Tesco.com investigates data leak
By Retail Technology | Friday February 14 2014
Supermarket giant says it is investigating how a list of customer logins and passwords were posted online yesterday, leading expert to question online retail defences
Tesco has confirmed is it “urgently” investigating how some the details of over 2,000 of its online shopping customer accounts were posted to text-sharing site yesterday.
It is not clear where the information, which included login details and passwords, was obtained. But suggestions include that hackers could have made up the list from details stolen elsewhere.
The supermarket said in a statement it takes the security of its customers’ data “extremely seriously”. “We are urgently investigating these claims,” the Tesco statement added.
“We have contacted all customers who may have been affected and are committed to ensuring that none of them miss out as a result of this. We will issue replacement vouchers to the very small number who are affected.”
The BBC also reported late yesterday that some of people it contacted via the email addresses given on the list confirmed their accounts had now been deactivated.
Taking steps to minimise risk
Ilia Kolochenko, chief executive of information security and penetration testing firm High-Tech Bridge, stressed it was too early to draw any conclusions about how the data got into the public domain right now. “For the moment we don't have any technical evidence that Tesco was hacked,” he said.
“Stolen credentials may come from various sources, for example from Tesco's customers’ machines being compromised, or from a phishing website. The bigger a company is, the easier it is to compromise some of its customers without attacking the company directly.”

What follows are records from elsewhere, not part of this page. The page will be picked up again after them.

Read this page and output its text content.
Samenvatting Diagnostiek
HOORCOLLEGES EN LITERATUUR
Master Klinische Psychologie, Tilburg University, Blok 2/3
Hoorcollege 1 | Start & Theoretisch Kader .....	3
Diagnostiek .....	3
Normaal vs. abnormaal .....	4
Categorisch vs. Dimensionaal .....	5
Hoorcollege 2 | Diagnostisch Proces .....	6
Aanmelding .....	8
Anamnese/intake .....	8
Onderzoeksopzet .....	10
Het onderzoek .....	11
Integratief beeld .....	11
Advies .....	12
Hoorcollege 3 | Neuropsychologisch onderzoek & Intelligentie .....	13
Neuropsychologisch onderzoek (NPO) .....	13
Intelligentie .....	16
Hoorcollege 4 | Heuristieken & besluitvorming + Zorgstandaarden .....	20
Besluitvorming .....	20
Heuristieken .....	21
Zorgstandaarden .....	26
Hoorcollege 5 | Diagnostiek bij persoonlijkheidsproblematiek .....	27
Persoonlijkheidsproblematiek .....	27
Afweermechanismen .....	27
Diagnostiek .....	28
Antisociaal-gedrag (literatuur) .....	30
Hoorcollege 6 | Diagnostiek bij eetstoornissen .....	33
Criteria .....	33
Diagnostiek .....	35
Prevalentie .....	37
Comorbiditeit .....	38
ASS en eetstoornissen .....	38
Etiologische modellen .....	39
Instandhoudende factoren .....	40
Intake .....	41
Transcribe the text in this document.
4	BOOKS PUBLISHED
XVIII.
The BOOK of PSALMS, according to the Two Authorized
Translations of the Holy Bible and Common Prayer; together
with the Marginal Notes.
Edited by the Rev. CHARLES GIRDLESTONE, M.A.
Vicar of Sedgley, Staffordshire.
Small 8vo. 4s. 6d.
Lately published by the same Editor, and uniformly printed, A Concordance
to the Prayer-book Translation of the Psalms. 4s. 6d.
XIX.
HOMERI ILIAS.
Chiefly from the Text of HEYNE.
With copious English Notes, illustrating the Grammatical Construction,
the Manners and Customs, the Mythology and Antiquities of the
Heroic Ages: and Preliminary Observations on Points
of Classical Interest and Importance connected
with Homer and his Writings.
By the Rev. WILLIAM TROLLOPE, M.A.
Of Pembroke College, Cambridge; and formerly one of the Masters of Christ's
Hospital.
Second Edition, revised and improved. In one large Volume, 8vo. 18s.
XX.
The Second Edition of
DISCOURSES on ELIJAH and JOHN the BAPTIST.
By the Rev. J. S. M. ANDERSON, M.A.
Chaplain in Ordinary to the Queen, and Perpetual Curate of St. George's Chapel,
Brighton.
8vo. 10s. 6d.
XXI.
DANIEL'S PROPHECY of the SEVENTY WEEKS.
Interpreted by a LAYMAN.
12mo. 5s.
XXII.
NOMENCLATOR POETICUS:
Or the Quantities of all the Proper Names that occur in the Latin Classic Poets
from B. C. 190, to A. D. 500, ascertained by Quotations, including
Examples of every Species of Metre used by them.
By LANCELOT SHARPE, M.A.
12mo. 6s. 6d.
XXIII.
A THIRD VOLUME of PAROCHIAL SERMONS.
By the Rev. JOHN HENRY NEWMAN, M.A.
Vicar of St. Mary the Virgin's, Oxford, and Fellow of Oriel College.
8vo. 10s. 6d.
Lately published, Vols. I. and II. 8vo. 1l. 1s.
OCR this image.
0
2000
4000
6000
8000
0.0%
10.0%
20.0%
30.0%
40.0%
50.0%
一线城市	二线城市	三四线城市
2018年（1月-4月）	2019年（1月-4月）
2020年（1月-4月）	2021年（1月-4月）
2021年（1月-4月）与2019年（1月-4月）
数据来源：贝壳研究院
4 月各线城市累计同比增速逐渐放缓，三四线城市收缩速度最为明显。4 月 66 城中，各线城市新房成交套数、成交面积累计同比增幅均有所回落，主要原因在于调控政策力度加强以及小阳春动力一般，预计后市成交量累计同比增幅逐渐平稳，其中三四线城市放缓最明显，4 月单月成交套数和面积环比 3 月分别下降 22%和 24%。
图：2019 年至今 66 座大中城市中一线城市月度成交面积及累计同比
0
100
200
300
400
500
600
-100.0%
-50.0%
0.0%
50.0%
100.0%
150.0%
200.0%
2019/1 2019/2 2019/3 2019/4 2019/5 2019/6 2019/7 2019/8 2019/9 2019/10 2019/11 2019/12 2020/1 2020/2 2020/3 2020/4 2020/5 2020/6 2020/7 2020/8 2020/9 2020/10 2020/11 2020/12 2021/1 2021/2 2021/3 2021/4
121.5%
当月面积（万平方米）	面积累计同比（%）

The security company recently published a research into e-commerce websites security against hacking and vulnerabilities. It found 98% of the 100 largest websites failed to automatically protect users by directing them to the highly secure HTTPS version of their sites.
And only 27% had a secure HTTPS version of their sites for all customer-facing pages, leaving critical details such as passwords and billing information openly available to identity thieves.